Christina Aguilera. Fourteen years old. And yes, THAT one was scary. I will fully admit it. I look back at my journal and cringe at how fucking INSANE I was over that woman. And if I had the resources than yeah I probably would have stalked the woman. I worshiped her. I was delusional as fuck, and I thank GOD now that I never met her.
But I was fourteen, and it was when the bipolar first established itself in its worst form – during teenage crazy hormones. Yeah, I was unhealthily obsessed with that woman.
But then came Xena… and with Xena came the Xena convention and doing yoga with Hudson. That there actually for some reason slapped me in the face by reality and I stopped getting obsessed with actual people. Because for a little while I was with Hudson, but I met her and it stopped instantly. Like, I still love her as an actress, and now as an adult having had the privalege to be taught by her I have a lot of respect her, but I’m not even close – on the other fucking side of the obsession thing. Okay?
Yes, I get wicked obsessed with fandom things. Buffy, Harry Potter, and now Leverage. But you know what? It’s fiction, thank you. So I don’t in anyway find it creepy, or something I should get help for. My obsessions are the one thing in my life that MAKES ME HAPPY. Okay? And yes, I OBSESS. I think about it a lot, I do a lot of fucking things about it, and I talk about it constantly. BUT IT MAKES ME HAPPY. So leave me alone, okay? Shit.
And fuck, most every bipolar person suffers with obsessions. I give myself a big ass pat on the FUCKING back that I’m not one of the people that get obsessed with people. Delusions of love and all this crap that I’ve read some people do… and yes, I do have tendencies. I will admit that. Another reason why I don’t date much, I think I just get too invested too quickly, honestly. And I don’t like that, so I protect myself and the other person from it. But look, I work SO HARD to fight them. Hence why I beat the shit out of myself in my head recently when I feel I’m starting to get that way with Beth. I suppress it, I manage it, and when I meet her it’ll all just go away anyway so who CARES?
For the love of Christ, just leave me alone.
Even my mother doesn’t worry about it, and she used to worry over Christina and Xena, and yes while Christina was valid, she’s learned slowly through out each one that it’s just what I do. I’m not fucking dangerous, people. I live in my own head and use some fantasy world someone else created to do it. Hell, I’m too damn lazy to be dangerous ANYWAY. I mean really lol. The only thing my mom does worry about is that they won’t even amount to anything and that I’m just wasting my time. And maybe I am, but I enjoy it.
I want to kill myself almost every fucking day, people. I’m not lying about that. My obsessions take me out of reality and I can just fucking be HAPPY for once.

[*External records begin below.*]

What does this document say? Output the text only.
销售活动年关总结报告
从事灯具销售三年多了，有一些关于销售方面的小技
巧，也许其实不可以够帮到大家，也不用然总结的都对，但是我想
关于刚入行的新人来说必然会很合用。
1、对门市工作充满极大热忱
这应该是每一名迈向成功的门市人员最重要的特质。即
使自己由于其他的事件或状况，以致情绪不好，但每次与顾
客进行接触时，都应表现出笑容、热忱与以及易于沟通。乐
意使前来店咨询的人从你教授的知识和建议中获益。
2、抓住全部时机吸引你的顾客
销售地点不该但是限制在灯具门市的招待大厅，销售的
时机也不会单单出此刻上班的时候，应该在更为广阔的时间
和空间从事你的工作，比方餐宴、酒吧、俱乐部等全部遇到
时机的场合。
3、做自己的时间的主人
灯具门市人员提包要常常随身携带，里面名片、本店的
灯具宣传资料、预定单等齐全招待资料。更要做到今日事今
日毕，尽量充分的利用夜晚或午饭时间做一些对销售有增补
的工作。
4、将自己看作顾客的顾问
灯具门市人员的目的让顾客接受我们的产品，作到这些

This is why I stopped taking my medication you know. They stopped the obsessions, and without the obsessions I get insanely depressed.
What I worry about, honestly, is when the obsession stops. It will, they all do. At some point, in six months, a year, maybe two… I’ll be obsessed with something else… and while I will still enjoy Leverage and watch it every week, I will take myself COMPLETELY out of the fandom. I’ll be too busy with something else.
I keep wanting to get my Harry Potter one back. I miss that one, I had so much fun with that one… but apparently I can’t juggle two, and I don’t want to get rid of Leverage either.
Haha, I say that like I have a choice of when they’ll come and go and how long they stay.
Anyway, my point is… leave me alone. I have a brain disorder, so I can’t just STOP. Okay? Thanks.